My daughter would roll her eyes at this statement and say, “No kidding!” Before every speaking event, Melanie insists on approving my outfit. She is afraid to let me leave the house without fashion supervision. “Put on some mascara,” she urges. “Lipstick will make you appear more professional.” I sigh and try to be obedient to her fashion sense, since I have none of my own.
One spring, on a shopping trip with my cousins, we wandered into a chic makeup boutique. Right away I knew I didn’t belong there as I noted the glamorous women browsing the store. But as I tried to stay inconspicuous and peruse the aisles (so as not to embarrass my cousins), a makeup artist swept over. It was like I had a bulls-eye painted on my forehead. She wanted to give me a makeover. I tried to explain that makeup wasn’t really a huge part of my daily routine. A face like mine would be a waste of her time. She insisted.

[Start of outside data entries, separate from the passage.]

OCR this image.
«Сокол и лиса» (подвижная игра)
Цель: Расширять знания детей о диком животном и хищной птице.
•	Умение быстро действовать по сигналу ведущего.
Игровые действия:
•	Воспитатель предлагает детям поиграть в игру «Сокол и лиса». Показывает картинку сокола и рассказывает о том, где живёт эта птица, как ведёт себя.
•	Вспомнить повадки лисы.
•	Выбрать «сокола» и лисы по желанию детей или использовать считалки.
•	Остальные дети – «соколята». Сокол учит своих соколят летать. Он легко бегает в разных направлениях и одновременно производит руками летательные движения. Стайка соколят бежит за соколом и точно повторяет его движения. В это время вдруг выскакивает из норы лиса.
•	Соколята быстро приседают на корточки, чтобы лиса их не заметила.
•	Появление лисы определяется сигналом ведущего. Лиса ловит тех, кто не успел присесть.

I felt sorry for her. She seemed so nice and sincere, so desperate to please. So I put myself into her hands. The woman worked wonders. My eyes looked brighter and my face younger. I wrote down every product she used to perform her magic. Then I went shopping.
Please note: previously, the most sophisticated cosmetic purchase I had ever made was at the drugstore. So as I shopped, I didn’t think to look at prices. How expensive could eye shadow be?
If only I knew.
Eventually, I found myself in line with my little basket of purchases, again noticing the beautiful, stylish women now in line all around me. Obviously, if you cared about your appearance, you bought your makeup in this place. I tried to pretend I was a regular customer and nonchalantly stepped up to the counter.
The young beauty behind the counter rang up my purchases. “Good news,” she enthused. “You have spent over $150! That entitles you to a special gift!” One hundred fifty dollars? For blush and powder? I almost passed out.
Excruciatingly aware of the beautiful people surrounding me in line, I gulped and handed over my credit card, trying to look casual, as if this was a routine purchase for a diva like me. My hand shook as I signed the credit slip. I thought I might possibly throw up, right there in front of a bunch of supermodels. How would I explain this to my husband? How good can makeup really be?
My cousins and I left the store together. I was still shaken. “I j-just spent $150 on eye shadow,” I stammered. “Those people think a lot of their makeup.”
My sister patted my hand. “And you paid their price,” she reminded me. “Apparently, so do you.”
In the real estate market, a home’s value is pretty much determined by what someone is willing to pay for it. Similarly, the signature on my credit card slip indicated this makeup was indeed worth $150. At least to me. Apparently.
We can say the same for our own worth, according to Scripture. Our value has been determined by the price God was willing to pay.
“You were redeemed … with precious blood … the blood of Christ” (1 Peter 1:18-19 NASB).
Our value to God is unfathomable. He proved it by shelling out an exorbitant, unimaginable price: the life of His only Son.
This middle-aged woman, and you, my friend, are absolutely priceless to God.